We can confirm that with driver 525.105.17 the locking problem is fixed and UVA (Unified Virtual Adressing) also seems to work with 2x RTX 4090 without error on AMD EPYC and Threadripper. With working UVA also NCCL works → multi GPU training with Pytorch and Tensorflow work.
Finally 2x RTX 4090 can be used for deep learning training, the missing P2P performance probably hinders scaling with more than two RTX 4090 because of bad all gather and all reduce performance… but at least now they are useable.
I said that it is useable (it does not crash or hang anymore) and it calculates correct results (which was also not the case in older versions). I did not say that it is good or fast and already doubted that it makes sense to use more than two RTX 4090s. What are your experiences with the performance?
The After pic destroys the performance of 2x4090. Not even close.
You need a completely un-hobbled GPU, including p2p to do anything. Unless you are using multiple systems and building your own p2p, 4090 is a total waste of time.

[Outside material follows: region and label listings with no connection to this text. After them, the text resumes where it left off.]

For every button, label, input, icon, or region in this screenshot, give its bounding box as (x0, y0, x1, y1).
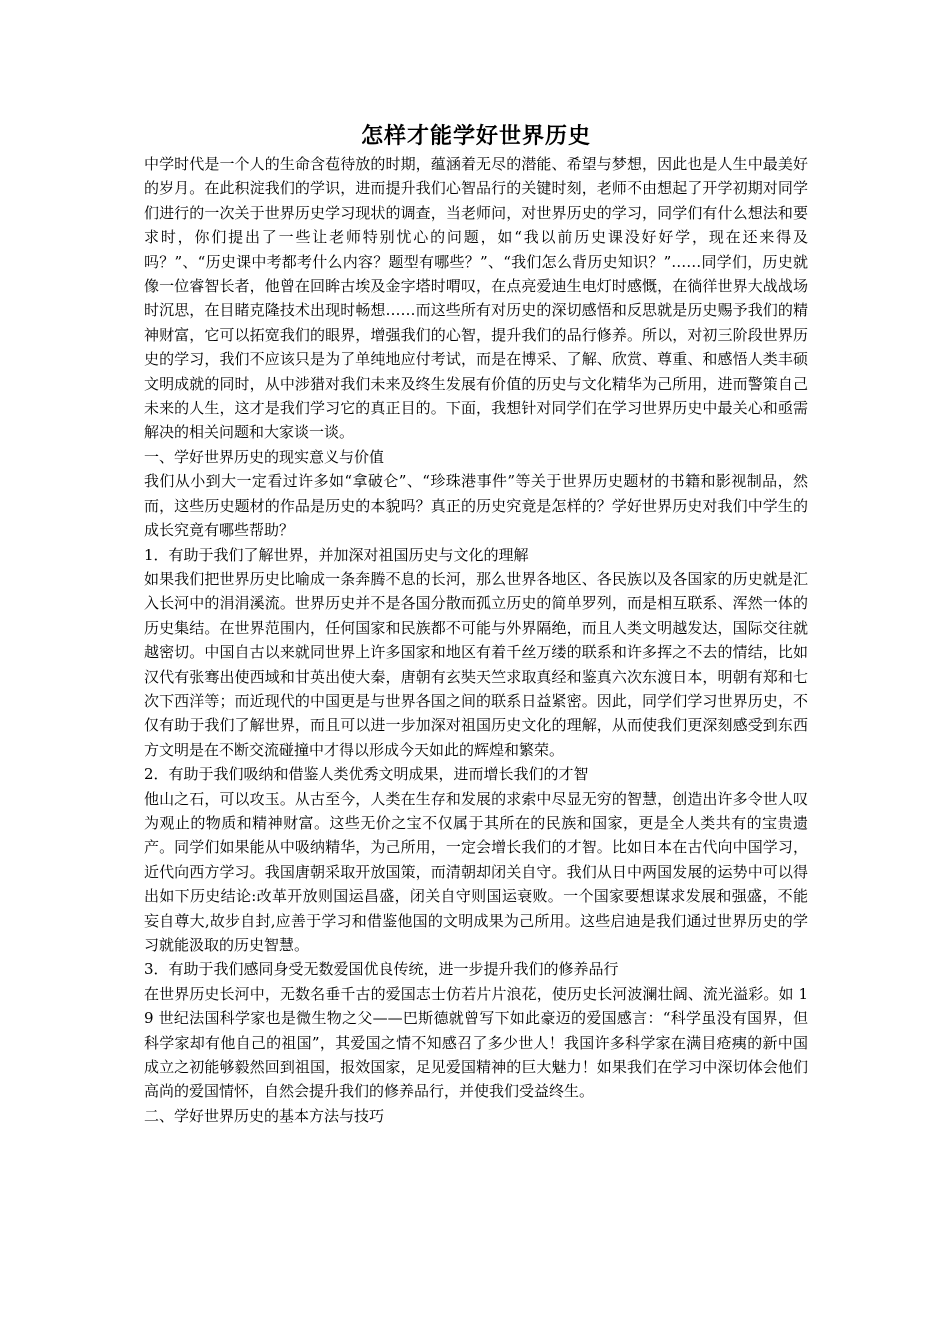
section-heading-1: 一、学好世界历史的现实意义与价值 (144, 447, 385, 466)
paragraph-subsection-2: 他山之石，可以攻玉。从古至今，人类在生存和发展的求索中尽显无穷的智慧，创造出许多令世人叹为观止的物质和精神财富。这些无价之宝不仅属于其所在的民族和国家，更是全人类共有的宝贵遗产。同学们如果能从中吸纳精华，为己所用，一定会增长我们的才智。比如日本在古代向中国学习，近代向西方学习。我国唐朝采取开放国策，而清朝却闭关自守。我们从日中两国发展的运势中可以得出如下历史结论:改革开放则国运昌盛，闭关自守则国运衰败。一个国家要想谋求发展和强盛，不能妄自尊大,故步自封,应善于学习和借鉴他国的文明成果为己所用。这些启迪是我们通过世界历史的学习就能汲取的历史智慧。 (144, 789, 808, 954)
paragraph-subsection-3: 在世界历史长河中，无数名垂千古的爱国志士仿若片片浪花，使历史长河波澜壮阔、流光溢彩。如 19 世纪法国科学家也是微生物之父——巴斯德就曾写下如此豪迈的爱国感言：“科学虽没有国界，但科学家却有他自己的祖国”，其爱国之情不知感召了多少世人！我国许多科学家在满目疮痍的新中国成立之初能够毅然回到祖国，报效国家，足见爱国精神的巨大魅力！如果我们在学习中深切体会他们高尚的爱国情怀，自然会提升我们的修养品行，并使我们受益终生。 (144, 984, 808, 1101)
paragraph-section-1-intro: 我们从小到大一定看过许多如“拿破仑”、“珍珠港事件”等关于世界历史题材的书籍和影视制品，然而，这些历史题材的作品是历史的本貌吗？真正的历史究竟是怎样的？学好世界历史对我们中学生的成长究竟有哪些帮助？ (144, 472, 808, 540)
subheading-1: 1．有助于我们了解世界，并加深对祖国历史与文化的理解 (144, 545, 529, 564)
subheading-3: 3．有助于我们感同身受无数爱国优良传统，进一步提升我们的修养品行 (144, 960, 619, 979)
paragraph-subsection-1: 如果我们把世界历史比喻成一条奔腾不息的长河，那么世界各地区、各民族以及各国家的历史就是汇入长河中的涓涓溪流。世界历史并不是各国分散而孤立历史的简单罗列，而是相互联系、浑然一体的历史集结。在世界范围内，任何国家和民族都不可能与外界隔绝，而且人类文明越发达，国际交往就越密切。中国自古以来就同世界上许多国家和地区有着千丝万缕的联系和许多挥之不去的情结，比如汉代有张骞出使西域和甘英出使大秦，唐朝有玄奘天竺求取真经和鉴真六次东渡日本，明朝有郑和七次下西洋等；而近现代的中国更是与世界各国之间的联系日益紧密。因此，同学们学习世界历史，不仅有助于我们了解世界，而且可以进一步加深对祖国历史文化的理解，从而使我们更深刻感受到东西方文明是在不断交流碰撞中才得以形成今天如此的辉煌和繁荣。 (144, 569, 808, 759)
subheading-2: 2．有助于我们吸纳和借鉴人类优秀文明成果，进而增长我们的才智 (144, 765, 589, 784)
document-page (144, 120, 808, 1128)
section-heading-2: 二、学好世界历史的基本方法与技巧 (144, 1106, 385, 1125)
paragraph-intro: 中学时代是一个人的生命含苞待放的时期，蕴涵着无尽的潜能、希望与梦想，因此也是人生中最美好的岁月。在此积淀我们的学识，进而提升我们心智品行的关键时刻，老师不由想起了开学初期对同学们进行的一次关于世界历史学习现状的调查，当老师问，对世界历史的学习，同学们有什么想法和要求时，你们提出了一些让老师特别忧心的问题，如“我以前历史课没好好学，现在还来得及吗？”、“历史课中考都考什么内容？题型有哪些？”、“我们怎么背历史知识？”……同学们，历史就像一位睿智长者，他曾在回眸古埃及金字塔时喟叹，在点亮爱迪生电灯时感慨，在徜徉世界大战战场时沉思，在目睹克隆技术出现时畅想……而这些所有对历史的深切感悟和反思就是历史赐予我们的精神财富，它可以拓宽我们的眼界，增强我们的心智，提升我们的品行修养。所以，对初三阶段世界历史的学习，我们不应该只是为了单纯地应付考试，而是在博采、了解、欣赏、尊重、和感悟人类丰硕文明成就的同时，从中涉猎对我们未来及终生发展有价值的历史与文化精华为己所用，进而警策自己未来的人生，这才是我们学习它的真正目的。下面，我想针对同学们在学习世界历史中最关心和亟需解决的相关问题和大家谈一谈。 (144, 155, 808, 442)
document-title: 怎样才能学好世界历史 (360, 123, 591, 149)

note on the bracket: I changed cases later + bracket is no longer necessary. Old case needed it. LianLi O11XL fits everything without issue.
This is really interesting, I can confirm that running different training jobs we are having the same issues described here.

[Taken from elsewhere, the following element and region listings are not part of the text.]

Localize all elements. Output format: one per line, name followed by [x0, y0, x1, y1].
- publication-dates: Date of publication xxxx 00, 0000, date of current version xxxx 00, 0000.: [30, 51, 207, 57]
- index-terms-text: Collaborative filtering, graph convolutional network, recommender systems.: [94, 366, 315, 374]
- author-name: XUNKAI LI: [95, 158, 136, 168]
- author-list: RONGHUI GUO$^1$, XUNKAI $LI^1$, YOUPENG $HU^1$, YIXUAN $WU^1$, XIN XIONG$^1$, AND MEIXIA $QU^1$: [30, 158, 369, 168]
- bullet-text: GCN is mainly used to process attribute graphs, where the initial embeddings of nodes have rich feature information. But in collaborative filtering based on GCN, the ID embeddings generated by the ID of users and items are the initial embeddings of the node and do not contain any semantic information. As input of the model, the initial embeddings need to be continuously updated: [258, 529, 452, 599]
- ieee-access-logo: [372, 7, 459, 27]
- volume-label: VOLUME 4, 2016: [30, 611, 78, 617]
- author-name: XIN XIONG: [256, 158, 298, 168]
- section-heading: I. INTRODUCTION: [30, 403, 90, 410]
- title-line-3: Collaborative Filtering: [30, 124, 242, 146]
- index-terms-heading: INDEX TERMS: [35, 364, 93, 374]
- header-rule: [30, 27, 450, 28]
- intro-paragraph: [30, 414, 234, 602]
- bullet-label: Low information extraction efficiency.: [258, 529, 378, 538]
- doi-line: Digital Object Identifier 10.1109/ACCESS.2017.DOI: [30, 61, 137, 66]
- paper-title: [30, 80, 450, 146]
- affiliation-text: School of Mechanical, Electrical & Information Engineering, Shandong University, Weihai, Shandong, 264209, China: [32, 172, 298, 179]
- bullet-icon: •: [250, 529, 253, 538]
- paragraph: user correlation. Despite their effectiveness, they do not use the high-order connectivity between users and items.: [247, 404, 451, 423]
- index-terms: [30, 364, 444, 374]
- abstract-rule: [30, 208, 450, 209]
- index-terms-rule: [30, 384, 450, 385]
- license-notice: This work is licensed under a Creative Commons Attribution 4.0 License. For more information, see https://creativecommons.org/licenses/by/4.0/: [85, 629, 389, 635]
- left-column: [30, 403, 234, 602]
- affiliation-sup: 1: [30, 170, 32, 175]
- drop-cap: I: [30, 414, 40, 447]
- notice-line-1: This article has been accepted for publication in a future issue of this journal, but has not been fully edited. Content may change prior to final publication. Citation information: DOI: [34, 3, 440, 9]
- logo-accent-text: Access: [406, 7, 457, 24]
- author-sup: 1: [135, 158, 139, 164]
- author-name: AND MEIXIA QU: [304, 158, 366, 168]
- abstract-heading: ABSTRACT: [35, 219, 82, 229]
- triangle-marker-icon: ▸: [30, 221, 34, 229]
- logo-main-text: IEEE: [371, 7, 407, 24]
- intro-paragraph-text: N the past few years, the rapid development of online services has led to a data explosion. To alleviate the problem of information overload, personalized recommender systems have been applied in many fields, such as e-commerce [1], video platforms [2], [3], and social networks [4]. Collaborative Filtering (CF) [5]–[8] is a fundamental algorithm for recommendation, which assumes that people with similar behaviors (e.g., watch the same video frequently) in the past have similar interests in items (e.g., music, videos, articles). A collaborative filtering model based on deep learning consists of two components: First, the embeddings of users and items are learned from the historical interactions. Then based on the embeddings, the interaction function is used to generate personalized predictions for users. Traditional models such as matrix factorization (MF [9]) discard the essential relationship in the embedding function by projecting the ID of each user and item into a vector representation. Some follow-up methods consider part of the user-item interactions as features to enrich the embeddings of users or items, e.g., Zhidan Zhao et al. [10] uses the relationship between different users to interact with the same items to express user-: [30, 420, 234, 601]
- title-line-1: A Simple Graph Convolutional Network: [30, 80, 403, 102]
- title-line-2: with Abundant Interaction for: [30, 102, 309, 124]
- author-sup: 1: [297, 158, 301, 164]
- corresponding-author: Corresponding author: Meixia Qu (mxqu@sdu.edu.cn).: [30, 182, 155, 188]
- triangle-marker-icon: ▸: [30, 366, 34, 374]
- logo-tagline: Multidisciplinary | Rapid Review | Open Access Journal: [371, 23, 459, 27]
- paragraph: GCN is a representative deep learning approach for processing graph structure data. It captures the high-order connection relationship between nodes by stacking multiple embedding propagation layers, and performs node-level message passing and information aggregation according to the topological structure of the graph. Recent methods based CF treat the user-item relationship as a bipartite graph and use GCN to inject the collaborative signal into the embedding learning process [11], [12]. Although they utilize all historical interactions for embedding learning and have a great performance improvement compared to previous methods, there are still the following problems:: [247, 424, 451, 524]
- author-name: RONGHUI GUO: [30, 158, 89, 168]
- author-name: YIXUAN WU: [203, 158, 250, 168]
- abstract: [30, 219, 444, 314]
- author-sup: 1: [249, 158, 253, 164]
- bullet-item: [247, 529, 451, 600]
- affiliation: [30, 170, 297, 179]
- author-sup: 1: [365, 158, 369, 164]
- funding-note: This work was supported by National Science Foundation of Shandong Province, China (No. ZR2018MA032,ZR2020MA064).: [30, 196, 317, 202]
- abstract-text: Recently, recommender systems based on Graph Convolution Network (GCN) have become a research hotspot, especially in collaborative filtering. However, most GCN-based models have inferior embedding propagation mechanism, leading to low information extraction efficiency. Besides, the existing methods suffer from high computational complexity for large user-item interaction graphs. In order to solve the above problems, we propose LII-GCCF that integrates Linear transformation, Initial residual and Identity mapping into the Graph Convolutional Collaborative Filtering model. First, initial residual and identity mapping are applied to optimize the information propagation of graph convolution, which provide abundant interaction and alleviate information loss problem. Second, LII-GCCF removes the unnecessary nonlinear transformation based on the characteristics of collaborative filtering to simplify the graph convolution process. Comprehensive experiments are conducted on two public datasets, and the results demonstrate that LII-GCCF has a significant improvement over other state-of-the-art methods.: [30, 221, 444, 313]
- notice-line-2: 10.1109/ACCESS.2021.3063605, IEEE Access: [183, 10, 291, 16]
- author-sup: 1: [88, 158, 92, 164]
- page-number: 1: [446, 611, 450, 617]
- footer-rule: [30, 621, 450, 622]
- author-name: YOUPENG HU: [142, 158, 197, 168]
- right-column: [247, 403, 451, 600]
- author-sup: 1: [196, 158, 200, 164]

One thing I noticed is that when I train for example a LLM models or fine-tuning them, it scale fine between GPUs using multi GPUs 4090, we have tested with 4x GPUs, but when running a vision model like resnet50 the system crash or lose performance, for example: It start the resnet50 training and after 2 minutes performance goes down like 80%, the GPUs are being used at 100% at the beginning using all the power of the GPU and then after 2 minutes wattage consumption goes to 120w or less, and this is not related to hardware since we test multiple system and scenarios, it seems that is all related to the P2P being locked on Gforce cards.

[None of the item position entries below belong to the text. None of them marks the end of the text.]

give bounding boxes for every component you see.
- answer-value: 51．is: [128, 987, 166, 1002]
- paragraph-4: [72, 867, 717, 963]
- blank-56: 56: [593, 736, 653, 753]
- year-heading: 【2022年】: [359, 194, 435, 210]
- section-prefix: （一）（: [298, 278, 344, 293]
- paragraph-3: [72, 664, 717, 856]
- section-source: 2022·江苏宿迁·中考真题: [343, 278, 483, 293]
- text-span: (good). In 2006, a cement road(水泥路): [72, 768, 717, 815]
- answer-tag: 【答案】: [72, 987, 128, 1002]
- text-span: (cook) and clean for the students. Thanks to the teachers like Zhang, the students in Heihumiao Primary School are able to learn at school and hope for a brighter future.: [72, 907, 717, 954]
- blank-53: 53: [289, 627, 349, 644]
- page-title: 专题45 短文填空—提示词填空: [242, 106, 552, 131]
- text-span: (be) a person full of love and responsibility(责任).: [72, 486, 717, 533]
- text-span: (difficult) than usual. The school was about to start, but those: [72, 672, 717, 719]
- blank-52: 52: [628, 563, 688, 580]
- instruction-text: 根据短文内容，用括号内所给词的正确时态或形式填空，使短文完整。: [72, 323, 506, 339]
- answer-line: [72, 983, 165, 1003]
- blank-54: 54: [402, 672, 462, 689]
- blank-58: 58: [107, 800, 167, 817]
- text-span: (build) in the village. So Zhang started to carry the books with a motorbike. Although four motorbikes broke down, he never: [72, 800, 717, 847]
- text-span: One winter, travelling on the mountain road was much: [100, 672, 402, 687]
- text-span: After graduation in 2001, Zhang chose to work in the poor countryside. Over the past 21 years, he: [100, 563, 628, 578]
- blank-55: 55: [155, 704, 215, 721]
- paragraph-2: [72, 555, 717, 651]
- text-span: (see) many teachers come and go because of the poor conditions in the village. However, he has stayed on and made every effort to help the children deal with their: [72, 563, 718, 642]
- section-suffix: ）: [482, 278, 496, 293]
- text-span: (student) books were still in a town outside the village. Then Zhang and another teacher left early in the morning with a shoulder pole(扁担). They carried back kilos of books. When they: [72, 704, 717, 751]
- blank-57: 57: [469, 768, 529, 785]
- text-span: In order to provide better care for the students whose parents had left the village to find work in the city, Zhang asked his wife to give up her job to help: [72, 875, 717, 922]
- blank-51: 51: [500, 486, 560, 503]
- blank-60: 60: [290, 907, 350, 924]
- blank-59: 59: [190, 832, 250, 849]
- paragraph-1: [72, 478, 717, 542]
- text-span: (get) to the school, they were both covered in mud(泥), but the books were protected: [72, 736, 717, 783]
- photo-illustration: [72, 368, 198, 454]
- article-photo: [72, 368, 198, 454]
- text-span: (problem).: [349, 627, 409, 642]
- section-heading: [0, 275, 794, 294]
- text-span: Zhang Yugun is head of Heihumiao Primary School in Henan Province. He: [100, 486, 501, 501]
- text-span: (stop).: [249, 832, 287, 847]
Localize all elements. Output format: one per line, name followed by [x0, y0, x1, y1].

Can you please @abchauhan let us know if this is permanent and what it means for workstations then with multi GPUs, so we cannot train DL models using multi 4090s and we must buy Quadro GPUs?
Also in Windows 11 then for 3D rendering this P2P will be enable and it will not be affected or how it works in that case.
Please @abchauhan confirming that is important for us to make the right business decision.
Has there been any updates to this?
On my multi-4090 AMD system, I can train with multi-gpu. But when deploying an LLM across multiple gpus, it raises device-side index assertion error. If I turn off all virtualizations, the system hangs when attempting to infer from multiple gpus.
I believe this is related to the issue in this thread as another system of mine with multi-3090 has no issues at all running the exact same code. I’m on ubuntu22.04, python310, cuda12.1. P2P test seems to run without errors.
@kj140717 FWIW it seems the latest drivers do correctly report p2p as disabled for 4090, though I’ve since switched to tinygrad’s fork since it implements p2p.